Protection of quantum information in small clusters of qubits

保护小量子位簇中的量子信息

• 批准号: EP/Z000572/1
• 负责人: Marzena Szymanska
• 金额: $ 26.91万
• 依托单位: University College London
• 依托单位国家: 英国
• 项目类别: Research Grant
• 财政年份: 2024
• 资助国家: 英国
• 起止时间: 2024 至 无数据
• 项目状态: 未结题
• 来源: https://gtr.ukri.org/projects?ref=EP%2FZ000572%2F1
• 关键词: Protection; quantum; information; small; clusters

Modern digital electronics has reached an important junction. The traditional way of delivering ever stronger computing power by simple miniaturisation is no longer possible. One potential avenue for future electronics lies in Quantum Computing which can potentially deliver enormous computational power for certain tasks. Over the last decade, improvements in the materials, design and new architectures for realising qubits have led to an impressive increase of their coherence time. Yet, further improving coherence is imperative to achieving a fault tolerant quantum processor. We propose an approach to enhance qubit coherence by orders of magnitude, based on storing quantum information in the lowest energy states of short qubit chains. This encoding is protected from major sources of decoherence due to a high degree of spatial symmetry supported by long range interactions. In this project we will apply these principles to both Rydberg atoms and superconducting circuits which are architectures that have the required properties to support this approach. The project will also develop protocols to couple, control, readout and benchmark the qubits. Finally, this project aims to reach a level of technological maturity such that this approach will have near term applications in today's quantum computing industry.

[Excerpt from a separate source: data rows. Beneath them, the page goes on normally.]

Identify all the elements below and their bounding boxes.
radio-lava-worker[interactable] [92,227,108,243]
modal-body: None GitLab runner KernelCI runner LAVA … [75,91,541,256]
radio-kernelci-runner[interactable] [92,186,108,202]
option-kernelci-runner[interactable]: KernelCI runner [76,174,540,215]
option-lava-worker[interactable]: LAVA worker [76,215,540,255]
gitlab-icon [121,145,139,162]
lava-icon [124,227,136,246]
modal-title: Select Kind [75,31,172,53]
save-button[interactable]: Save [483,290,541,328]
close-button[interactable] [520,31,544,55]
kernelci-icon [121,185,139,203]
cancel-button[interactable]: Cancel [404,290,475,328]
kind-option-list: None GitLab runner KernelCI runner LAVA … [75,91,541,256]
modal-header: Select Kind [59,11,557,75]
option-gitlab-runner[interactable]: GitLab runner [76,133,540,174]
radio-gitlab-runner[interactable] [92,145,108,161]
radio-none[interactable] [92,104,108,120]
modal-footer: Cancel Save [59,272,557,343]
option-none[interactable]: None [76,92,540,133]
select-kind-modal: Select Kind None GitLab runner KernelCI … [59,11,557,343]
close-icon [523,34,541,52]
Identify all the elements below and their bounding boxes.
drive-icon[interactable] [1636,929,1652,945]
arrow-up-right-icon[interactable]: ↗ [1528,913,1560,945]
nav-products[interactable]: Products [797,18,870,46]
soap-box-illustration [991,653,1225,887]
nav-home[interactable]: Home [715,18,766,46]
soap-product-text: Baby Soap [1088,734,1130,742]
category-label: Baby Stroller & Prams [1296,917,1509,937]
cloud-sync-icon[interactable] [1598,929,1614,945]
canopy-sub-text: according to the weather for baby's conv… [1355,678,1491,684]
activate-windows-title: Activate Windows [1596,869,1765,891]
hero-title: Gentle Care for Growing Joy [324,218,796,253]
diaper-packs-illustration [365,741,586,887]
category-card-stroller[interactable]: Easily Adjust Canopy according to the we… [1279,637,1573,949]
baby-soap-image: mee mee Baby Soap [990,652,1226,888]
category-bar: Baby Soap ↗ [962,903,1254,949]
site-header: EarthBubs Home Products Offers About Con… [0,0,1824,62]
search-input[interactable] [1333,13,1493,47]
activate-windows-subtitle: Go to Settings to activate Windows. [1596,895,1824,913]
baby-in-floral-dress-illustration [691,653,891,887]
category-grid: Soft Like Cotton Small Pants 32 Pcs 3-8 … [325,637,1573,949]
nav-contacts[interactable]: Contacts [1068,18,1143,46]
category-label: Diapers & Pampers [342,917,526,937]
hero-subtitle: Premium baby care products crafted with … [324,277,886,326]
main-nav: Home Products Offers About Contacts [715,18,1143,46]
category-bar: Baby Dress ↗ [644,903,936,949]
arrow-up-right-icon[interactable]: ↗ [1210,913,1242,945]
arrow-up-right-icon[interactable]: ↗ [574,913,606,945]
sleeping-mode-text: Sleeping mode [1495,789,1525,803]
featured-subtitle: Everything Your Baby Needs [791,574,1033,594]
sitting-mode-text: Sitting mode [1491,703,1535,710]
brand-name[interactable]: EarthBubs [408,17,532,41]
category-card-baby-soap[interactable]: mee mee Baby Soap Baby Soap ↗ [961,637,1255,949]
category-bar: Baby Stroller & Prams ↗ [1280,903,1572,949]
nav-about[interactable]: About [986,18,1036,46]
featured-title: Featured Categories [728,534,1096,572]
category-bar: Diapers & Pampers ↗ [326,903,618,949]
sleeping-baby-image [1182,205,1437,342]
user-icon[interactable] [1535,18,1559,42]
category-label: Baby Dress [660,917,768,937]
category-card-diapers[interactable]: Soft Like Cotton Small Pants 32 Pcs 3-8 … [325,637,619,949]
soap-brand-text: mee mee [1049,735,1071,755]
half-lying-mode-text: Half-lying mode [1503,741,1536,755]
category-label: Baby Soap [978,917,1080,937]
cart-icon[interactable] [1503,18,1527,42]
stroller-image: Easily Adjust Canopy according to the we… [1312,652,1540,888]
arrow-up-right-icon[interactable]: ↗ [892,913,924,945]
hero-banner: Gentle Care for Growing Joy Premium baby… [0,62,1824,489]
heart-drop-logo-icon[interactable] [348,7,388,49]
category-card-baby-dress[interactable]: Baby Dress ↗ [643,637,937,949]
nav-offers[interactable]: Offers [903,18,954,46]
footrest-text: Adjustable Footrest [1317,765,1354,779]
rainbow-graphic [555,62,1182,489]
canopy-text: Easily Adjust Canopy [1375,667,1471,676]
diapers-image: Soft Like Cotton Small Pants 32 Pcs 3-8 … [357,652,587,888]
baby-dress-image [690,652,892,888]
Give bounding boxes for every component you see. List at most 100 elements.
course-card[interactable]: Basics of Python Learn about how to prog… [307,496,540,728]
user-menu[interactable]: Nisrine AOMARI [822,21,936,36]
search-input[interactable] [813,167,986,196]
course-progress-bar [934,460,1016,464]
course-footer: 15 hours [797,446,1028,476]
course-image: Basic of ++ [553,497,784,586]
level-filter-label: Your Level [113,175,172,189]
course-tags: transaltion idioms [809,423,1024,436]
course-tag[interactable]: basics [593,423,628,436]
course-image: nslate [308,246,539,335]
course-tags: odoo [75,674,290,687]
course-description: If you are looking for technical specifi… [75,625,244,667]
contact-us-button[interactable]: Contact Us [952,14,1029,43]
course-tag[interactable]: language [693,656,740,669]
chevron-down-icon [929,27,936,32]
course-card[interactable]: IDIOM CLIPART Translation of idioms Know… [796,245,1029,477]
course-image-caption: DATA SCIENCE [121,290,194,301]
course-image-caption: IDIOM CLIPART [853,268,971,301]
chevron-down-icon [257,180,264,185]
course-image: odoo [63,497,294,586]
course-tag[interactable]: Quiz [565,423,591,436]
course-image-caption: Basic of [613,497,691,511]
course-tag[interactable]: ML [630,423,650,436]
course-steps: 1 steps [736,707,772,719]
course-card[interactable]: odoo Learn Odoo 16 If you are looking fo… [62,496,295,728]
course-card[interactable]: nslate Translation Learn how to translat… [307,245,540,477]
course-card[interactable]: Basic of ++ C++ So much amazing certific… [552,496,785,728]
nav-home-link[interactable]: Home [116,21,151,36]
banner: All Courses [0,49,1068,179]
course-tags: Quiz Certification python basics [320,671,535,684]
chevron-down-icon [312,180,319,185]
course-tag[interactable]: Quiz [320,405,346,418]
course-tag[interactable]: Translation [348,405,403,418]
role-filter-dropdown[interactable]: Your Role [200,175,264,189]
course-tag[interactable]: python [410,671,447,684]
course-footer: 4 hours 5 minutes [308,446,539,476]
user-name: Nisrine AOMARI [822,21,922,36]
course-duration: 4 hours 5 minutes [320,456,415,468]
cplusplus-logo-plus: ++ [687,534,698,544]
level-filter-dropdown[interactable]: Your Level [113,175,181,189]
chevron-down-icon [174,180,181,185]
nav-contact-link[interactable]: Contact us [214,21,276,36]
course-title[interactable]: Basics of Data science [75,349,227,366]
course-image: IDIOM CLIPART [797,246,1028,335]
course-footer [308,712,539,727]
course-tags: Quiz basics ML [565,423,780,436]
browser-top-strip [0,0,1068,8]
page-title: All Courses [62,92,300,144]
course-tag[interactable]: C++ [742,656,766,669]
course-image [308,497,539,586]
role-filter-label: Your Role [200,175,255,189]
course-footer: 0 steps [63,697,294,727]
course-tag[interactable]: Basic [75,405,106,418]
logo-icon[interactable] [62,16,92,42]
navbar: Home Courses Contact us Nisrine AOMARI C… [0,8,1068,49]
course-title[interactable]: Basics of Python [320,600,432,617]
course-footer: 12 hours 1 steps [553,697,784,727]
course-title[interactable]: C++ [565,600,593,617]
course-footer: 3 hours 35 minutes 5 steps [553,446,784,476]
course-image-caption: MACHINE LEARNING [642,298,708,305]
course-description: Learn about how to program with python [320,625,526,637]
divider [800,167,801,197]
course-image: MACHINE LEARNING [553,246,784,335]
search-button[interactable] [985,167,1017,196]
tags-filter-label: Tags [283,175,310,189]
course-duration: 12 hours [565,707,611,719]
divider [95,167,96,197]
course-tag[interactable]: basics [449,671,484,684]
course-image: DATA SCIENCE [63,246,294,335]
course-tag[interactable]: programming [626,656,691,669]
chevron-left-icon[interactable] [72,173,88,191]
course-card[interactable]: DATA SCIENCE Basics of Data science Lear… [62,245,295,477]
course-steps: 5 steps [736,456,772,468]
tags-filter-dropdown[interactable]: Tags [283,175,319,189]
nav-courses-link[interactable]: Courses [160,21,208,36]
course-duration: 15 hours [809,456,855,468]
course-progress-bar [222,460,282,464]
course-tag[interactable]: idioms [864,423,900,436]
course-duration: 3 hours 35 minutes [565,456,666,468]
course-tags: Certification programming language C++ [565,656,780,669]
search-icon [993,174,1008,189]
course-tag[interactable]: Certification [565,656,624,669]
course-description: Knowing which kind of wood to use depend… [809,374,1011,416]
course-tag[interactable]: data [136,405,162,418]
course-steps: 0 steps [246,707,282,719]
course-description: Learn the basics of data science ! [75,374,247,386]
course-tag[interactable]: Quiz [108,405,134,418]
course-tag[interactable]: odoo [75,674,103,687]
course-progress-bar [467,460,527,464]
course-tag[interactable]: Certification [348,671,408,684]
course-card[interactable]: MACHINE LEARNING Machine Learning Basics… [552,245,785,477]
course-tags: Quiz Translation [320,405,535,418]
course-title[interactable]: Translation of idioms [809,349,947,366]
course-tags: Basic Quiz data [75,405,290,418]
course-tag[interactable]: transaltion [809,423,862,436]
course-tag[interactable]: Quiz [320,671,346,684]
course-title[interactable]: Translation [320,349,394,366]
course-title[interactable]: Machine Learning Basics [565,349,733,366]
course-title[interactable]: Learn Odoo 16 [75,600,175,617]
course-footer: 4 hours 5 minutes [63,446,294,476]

现代数字电子已经到了一个重要的路口。通过简单的计算机化来提供更强大的计算能力的传统方式已经不再可能。未来电子学的一个潜在途径在于量子计算，它可以为某些任务提供巨大的计算能力。在过去的十年中，材料、设计和实现量子位的新架构的改进导致了它们的相干时间的显著增加。然而，进一步提高相干性对于实现容错量子处理器至关重要。我们提出了一种方法，以提高量子比特相干性的数量级，基于存储量子信息的最低能量状态的短量子比特链。由于长程相互作用支持的高度空间对称性，这种编码受到保护，不受退相干的主要来源的影响。在这个项目中，我们将这些原则应用到里德堡原子和超导电路，这是具有所需的属性，以支持这种方法的架构。该项目还将开发协议来耦合，控制，读出和基准量子位。最后，该项目旨在达到技术成熟度，使这种方法在当今的量子计算行业中具有短期应用。